The experience was at once reassuring and horrific. Horrific because of the sheer terror of some of the choices we made on dynamics and harmony. Reassuring because the core of what we were doing four years ago – the good part – is identical to what we’ve been doing for the past thirteen months.
Bands, unfortunately, don’t come with an instruction book. Luckily, Gina and I are unshakeable friends with the same ridiculous sense of humor, so the interpersonal part hasn’t been difficult, and any stumbling blocks have been handled with aplomb. But, it’s taken a lot of trying to figure out how to run an effective rehearsal, or how to approach learning a new song, or how to salvage a floundering set, amongst a myriad of other difficulties.

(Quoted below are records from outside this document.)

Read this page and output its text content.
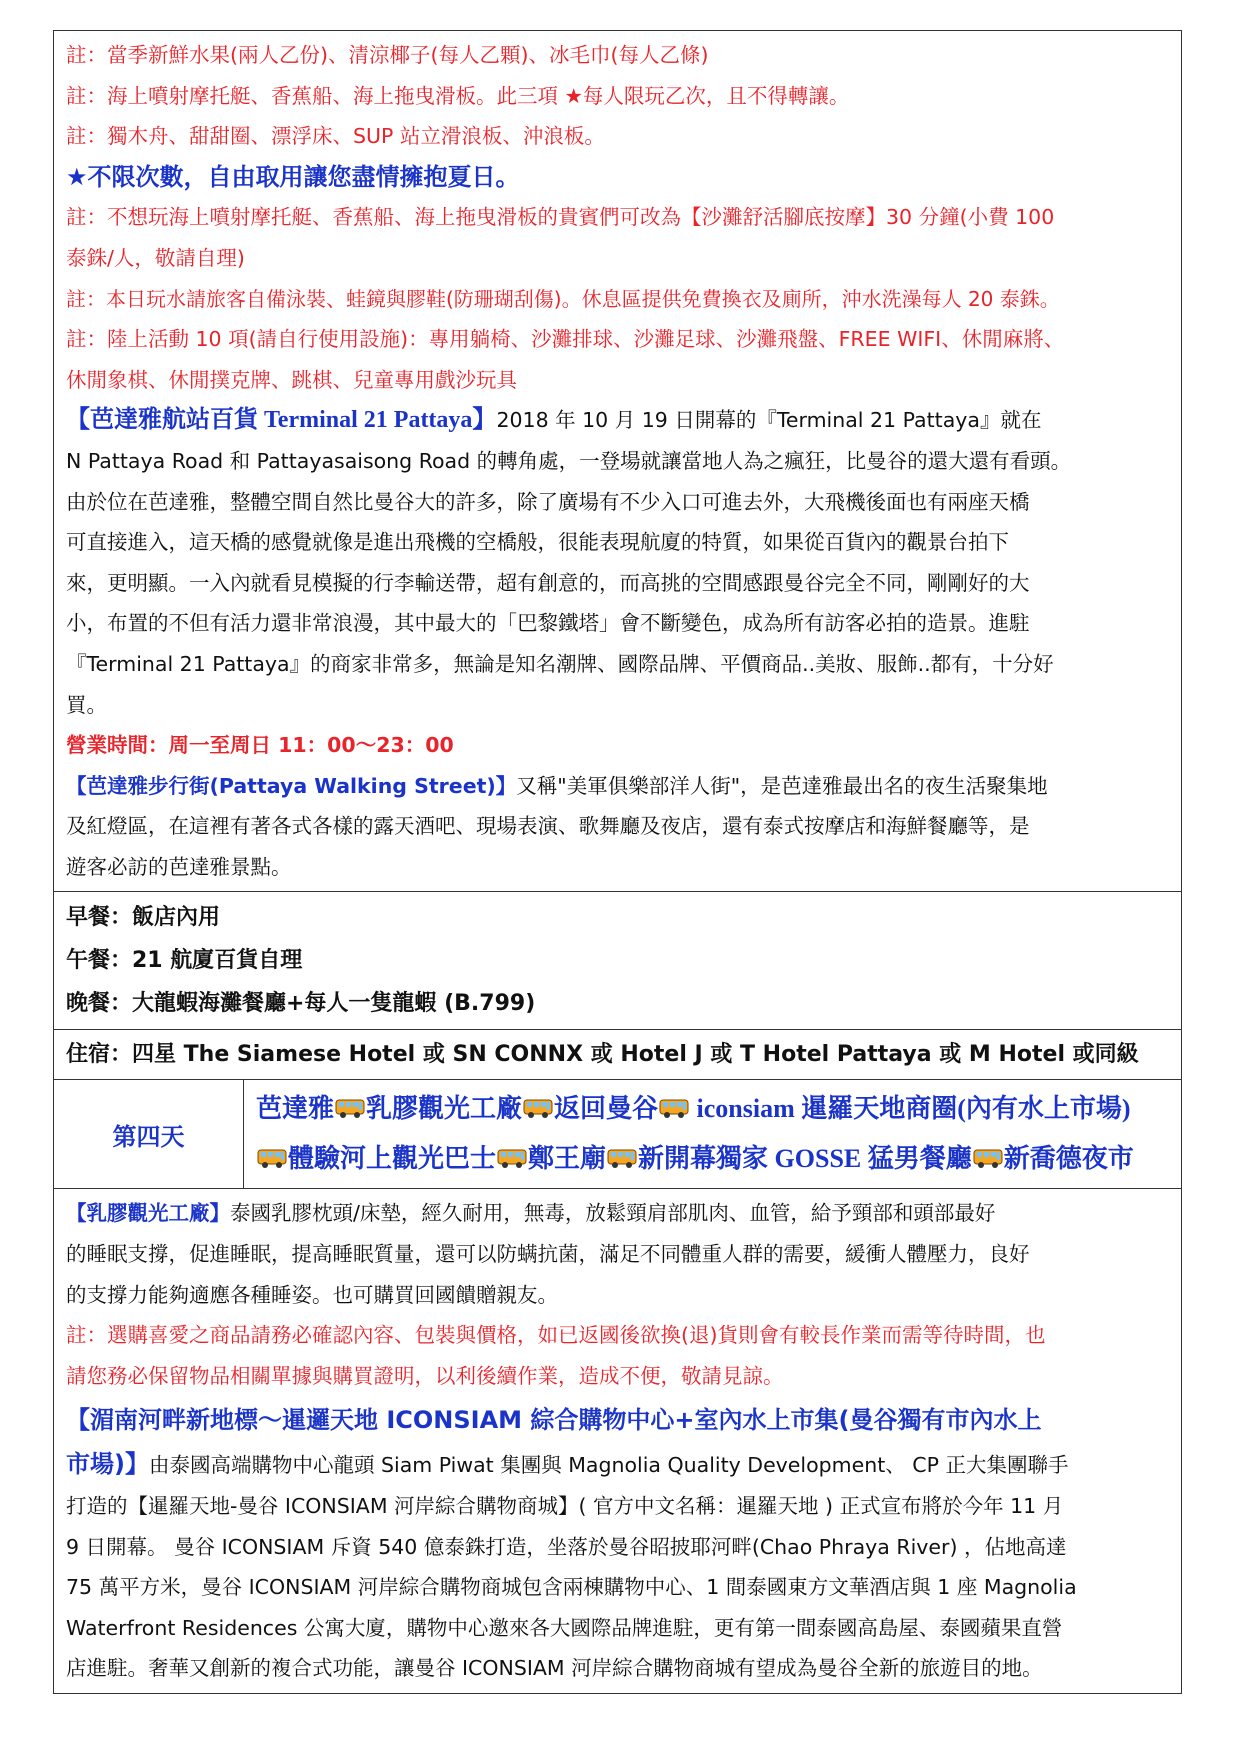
註：當季新鮮水果(兩人乙份)、清涼椰子(每人乙顆)、冰毛巾(每人乙條)
註：海上噴射摩托艇、香蕉船、海上拖曳滑板。此三項 ★每人限玩乙次，且不得轉讓。
註：獨木舟、甜甜圈、漂浮床、SUP 站立滑浪板、沖浪板。
★不限次數，自由取用讓您盡情擁抱夏日。
註：不想玩海上噴射摩托艇、香蕉船、海上拖曳滑板的貴賓們可改為【沙灘舒活腳底按摩】30 分鐘(小費 100
泰銖/人，敬請自理)
註：本日玩水請旅客自備泳裝、蛙鏡與膠鞋(防珊瑚刮傷)。休息區提供免費換衣及廁所，沖水洗澡每人 20 泰銖。
註：陸上活動 10 項(請自行使用設施)：專用躺椅、沙灘排球、沙灘足球、沙灘飛盤、FREE WIFI、休閒麻將、
休閒象棋、休閒撲克牌、跳棋、兒童專用戲沙玩具
【芭達雅航站百貨 Terminal 21 Pattaya】2018 年 10 月 19 日開幕的『Terminal 21 Pattaya』就在
N Pattaya Road 和 Pattayasaisong Road 的轉角處，一登場就讓當地人為之瘋狂，比曼谷的還大還有看頭。
由於位在芭達雅，整體空間自然比曼谷大的許多，除了廣場有不少入口可進去外，大飛機後面也有兩座天橋
可直接進入，這天橋的感覺就像是進出飛機的空橋般，很能表現航廈的特質，如果從百貨內的觀景台拍下
來，更明顯。一入內就看見模擬的行李輸送帶，超有創意的，而高挑的空間感跟曼谷完全不同，剛剛好的大
小，布置的不但有活力還非常浪漫，其中最大的「巴黎鐵塔」會不斷變色，成為所有訪客必拍的造景。進駐
『Terminal 21 Pattaya』的商家非常多，無論是知名潮牌、國際品牌、平價商品..美妝、服飾..都有，十分好
買。
營業時間：周一至周日 11：00～23：00
【芭達雅步行街(Pattaya Walking Street)】又稱"美軍俱樂部洋人街"，是芭達雅最出名的夜生活聚集地
及紅燈區，在這裡有著各式各樣的露天酒吧、現場表演、歌舞廳及夜店，還有泰式按摩店和海鮮餐廳等，是
遊客必訪的芭達雅景點。
早餐：飯店內用
午餐：21 航廈百貨自理
晚餐：大龍蝦海灘餐廳+每人一隻龍蝦 (B.799)
住宿：四星 The Siamese Hotel 或 SN CONNX 或 Hotel J 或 T Hotel Pattaya 或 M Hotel 或同級
第四天
芭達雅 乳膠觀光工廠 返回曼谷 iconsiam 暹羅天地商圈(內有水上市場) 體驗河上觀光巴士 鄭王廟 新開幕獨家 GOSSE 猛男餐廳 新喬德夜市
【乳膠觀光工廠】泰國乳膠枕頭/床墊，經久耐用，無毒，放鬆頸肩部肌肉、血管，給予頸部和頭部最好
的睡眠支撐，促進睡眠，提高睡眠質量，還可以防螨抗菌，滿足不同體重人群的需要，緩衝人體壓力，良好
的支撐力能夠適應各種睡姿。也可購買回國饋贈親友。
註：選購喜愛之商品請務必確認內容、包裝與價格，如已返國後欲換(退)貨則會有較長作業而需等待時間，也
請您務必保留物品相關單據與購買證明，以利後續作業，造成不便，敬請見諒。
【湄南河畔新地標～暹邏天地 ICONSIAM 綜合購物中心+室內水上市集(曼谷獨有市內水上
市場)】由泰國高端購物中心龍頭 Siam Piwat 集團與 Magnolia Quality Development、 CP 正大集團聯手
打造的【暹羅天地-曼谷 ICONSIAM 河岸綜合購物商城】( 官方中文名稱：暹羅天地 ) 正式宣布將於今年 11 月
9 日開幕。 曼谷 ICONSIAM 斥資 540 億泰銖打造，坐落於曼谷昭披耶河畔(Chao Phraya River) ，佔地高達
75 萬平方米，曼谷 ICONSIAM 河岸綜合購物商城包含兩棟購物中心、1 間泰國東方文華酒店與 1 座 Magnolia
Waterfront Residences 公寓大廈，購物中心邀來各大國際品牌進駐，更有第一間泰國高島屋、泰國蘋果直營
店進駐。奢華又創新的複合式功能，讓曼谷 ICONSIAM 河岸綜合購物商城有望成為曼谷全新的旅遊目的地。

(For the record, the former includes eating dinner first, and the second involves having multiple copies of printed lyrics on which we make constant, extensive notation in pencil. We haven’t completely figured out the third, but so far it would seem to involve playing “Pocahontas,” multiple times if necessary.)
I feel as though now that we’re in our second year of formal existence the training wheels on our band are slowly starting to disengage. Clearly we know how to write lead sheets and arrange harmony, or else we wouldn’t have made it this far with a pretty solid 16-song set. However, 2008 is already bringing more advanced trials – like booking our own gigs, and adding additional members to the ensemble.
We’re two unusual people, and we make an unusual pair of singer-songwriters. We sing an unusual collection of tunes ranging from unrequited longing to ruminations on the apocalypse, from vitriolic blasts to paeans to a semi-fictional communist outpost in Idaho. Neither of us knows a damn thing about what we’re doing, and we’re having a hell of a lot of fun doing it.
If there was an instruction book I’m not sure I’d read any of it.